U.S. Senators Jump Into The Debit-Card Retail Salary Payment Issue

The debit-card method for paying retail employees—something that has already brought a lawsuit and a New York state Attorney General probe into chains including Walmart (NYSE:WMT), Walgreens (NYSE:WAG) and McDonald's (NYSE:MCD)—has gotten the attention of 16 U.S. Senators, who have asked regulators to investigate.

In a letter on Thursday (July 11), the senators urged Richard Cordray, the director of the Consumer Financial Protection Bureau, and Seth D. Harris, the acting secretary of the Labor Department, to "take swift action to protect American workers," according to The New York Times.

The issue is that these hourly workers are often paying bank fees that significantly cut into their already-low takehome pay. But there's another side to this problem, which is that these workers sometimes have no bank accounts, pushing them to check-cashing services, who charge even higher fees. In short, a program intended to save workers money by giving them a lower-cost alternative to check-cashing stores has generated its own problems.
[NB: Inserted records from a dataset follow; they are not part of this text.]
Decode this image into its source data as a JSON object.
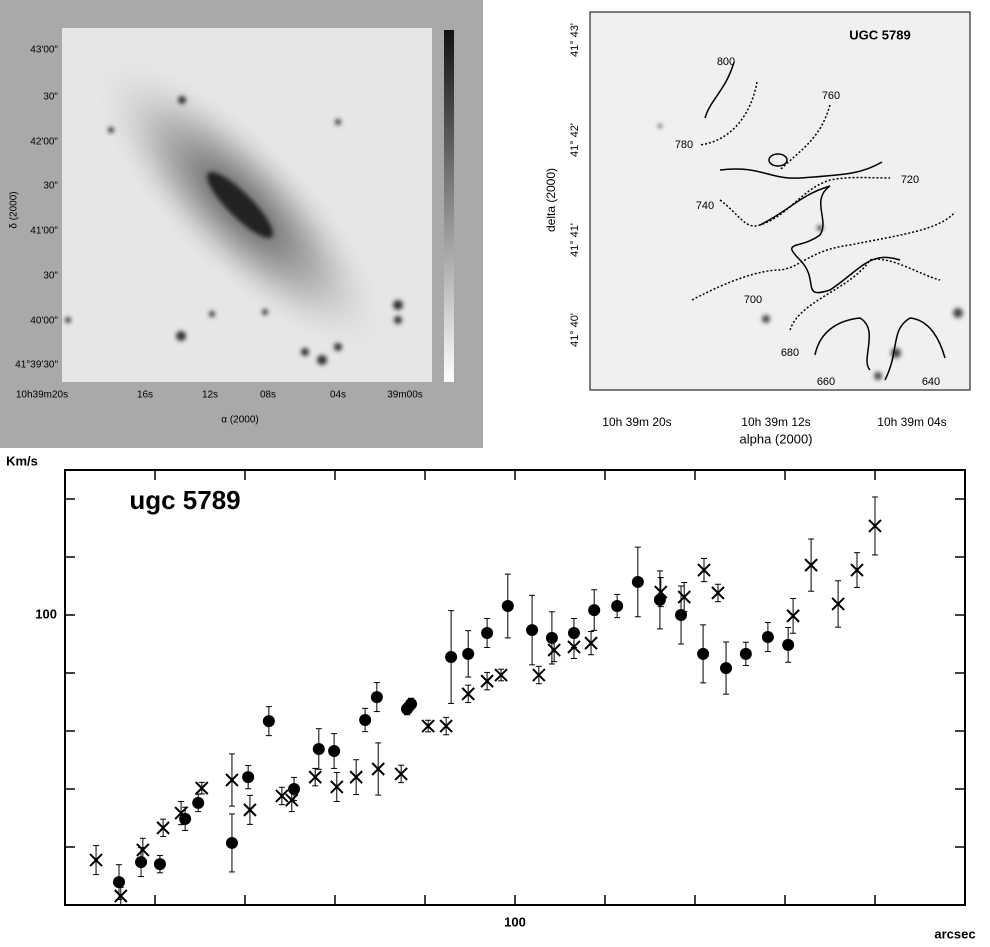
{
  "left_image": {
    "yticks": [
      "43'00\"",
      "30\"",
      "42'00\"",
      "30\"",
      "41'00\"",
      "30\"",
      "40'00\"",
      "41°39'30\""
    ],
    "xticks": [
      "10h39m20s",
      "16s",
      "12s",
      "08s",
      "04s",
      "39m00s"
    ],
    "ylabel": "δ (2000)",
    "xlabel": "α (2000)"
  },
  "right_image": {
    "title": "UGC 5789",
    "contours": [
      "800",
      "780",
      "760",
      "740",
      "720",
      "700",
      "680",
      "660",
      "640"
    ],
    "yticks": [
      "41° 43'",
      "41° 42'",
      "41° 41'",
      "41° 40'"
    ],
    "xticks": [
      "10h 39m 20s",
      "10h 39m 12s",
      "10h 39m 04s"
    ],
    "ylabel": "delta (2000)",
    "xlabel": "alpha (2000)"
  },
  "chart_data": {
    "type": "scatter",
    "title": "ugc 5789",
    "ylabel": "Km/s",
    "xlabel": "arcsec",
    "xlim": [
      0,
      200
    ],
    "ylim": [
      0,
      150
    ],
    "xticks": [
      {
        "value": 0,
        "label": null
      },
      {
        "value": 20,
        "label": null
      },
      {
        "value": 40,
        "label": null
      },
      {
        "value": 60,
        "label": null
      },
      {
        "value": 80,
        "label": null
      },
      100,
      {
        "value": 120,
        "label": null
      },
      {
        "value": 140,
        "label": null
      },
      {
        "value": 160,
        "label": null
      },
      {
        "value": 180,
        "label": null
      },
      {
        "value": 200,
        "label": null
      }
    ],
    "yticks": [
      {
        "value": 0,
        "label": null
      },
      {
        "value": 20,
        "label": null
      },
      {
        "value": 40,
        "label": null
      },
      {
        "value": 60,
        "label": null
      },
      {
        "value": 80,
        "label": null
      },
      100,
      {
        "value": 120,
        "label": null
      },
      {
        "value": 140,
        "label": null
      }
    ],
    "series": [
      {
        "marker": "dot",
        "color": "#000000",
        "x": [
          12,
          16.9,
          21.1,
          26.7,
          29.6,
          37.1,
          40.7,
          45.3,
          50.9,
          56.4,
          59.8,
          66.7,
          69.3,
          76,
          76.9,
          85.8,
          89.6,
          93.8,
          98.4,
          103.8,
          108.2,
          113.1,
          117.6,
          122.7,
          127.3,
          132.2,
          136.9,
          141.8,
          146.9,
          151.3,
          156.2,
          160.7
        ],
        "values": [
          7.9,
          14.8,
          14.1,
          29.7,
          35.2,
          21.4,
          44.1,
          63.4,
          40,
          53.8,
          53.1,
          63.8,
          71.7,
          67.6,
          69.3,
          85.5,
          86.6,
          93.8,
          103.1,
          94.8,
          92.1,
          93.8,
          101.7,
          103.1,
          111.4,
          105.2,
          100,
          86.6,
          81.7,
          86.6,
          92.4,
          89.7
        ],
        "errors": [
          6,
          5,
          3,
          4,
          3,
          10,
          4,
          5,
          4,
          7,
          6,
          4,
          5,
          2,
          2,
          16,
          8,
          5,
          11,
          12,
          9,
          5,
          7,
          4,
          12,
          10,
          10,
          10,
          9,
          4,
          5,
          6
        ]
      },
      {
        "marker": "cross",
        "color": "#000000",
        "x": [
          6.9,
          12.4,
          17.3,
          21.8,
          25.8,
          30.4,
          37.1,
          41.1,
          48.2,
          50.4,
          55.6,
          60.4,
          64.7,
          69.6,
          74.7,
          80.7,
          84.7,
          89.6,
          93.8,
          96.9,
          105.3,
          108.7,
          113.1,
          116.9,
          132.4,
          137.6,
          142,
          145.1,
          161.8,
          165.8,
          171.8,
          176,
          180
        ],
        "values": [
          15.5,
          3.1,
          19,
          26.6,
          31.7,
          40.3,
          43.1,
          32.8,
          37.6,
          36.2,
          44.1,
          40.7,
          44.1,
          46.9,
          45.2,
          61.7,
          61.7,
          72.8,
          77.2,
          79.3,
          79.3,
          87.9,
          89,
          90.3,
          107.9,
          106.2,
          115.5,
          107.6,
          99.7,
          117.2,
          103.8,
          115.5,
          130.7
        ],
        "errors": [
          5,
          3,
          4,
          3,
          4,
          2,
          9,
          5,
          3,
          4,
          3,
          5,
          6,
          9,
          3,
          2,
          3,
          3,
          3,
          2,
          3,
          4,
          4,
          4,
          5,
          5,
          4,
          3,
          6,
          9,
          8,
          6,
          10
        ]
      }
    ]
  }
}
Another issue is that these workers are often unaware of the existence of non-debit-card-like options from their employers. They also find that switching from one payment method to another can be difficult. Like so many other retail issues, this one can likely be mitigated through easier and more flexible systems and better associate training (so they understand their options better before they make those payroll choices).

There are only practical problems with the debit-card program. "Worried about drawing unwanted scrutiny that might threaten their jobs, some employees say they are reluctant to request another option," the NY Times story reported. "Other employees say that while there is a choice, they are automatically enrolled in the payroll-card programs."

The senators, including Richard J. Durbin of Illinois, Charles E. Schumer of New York, Elizabeth Warren of Massachusetts and Joe Manchin III of West Virginia, asked the regulators to examine whether workers understood the fees associated with the cards. The lawmakers also asked the Consumer Financial Protection Bureau to make a systematic study of the fees, according to the letter.

Employees "should have the right not to use such a card and to instead receive their pay via a paper check or direct deposit," the letter said.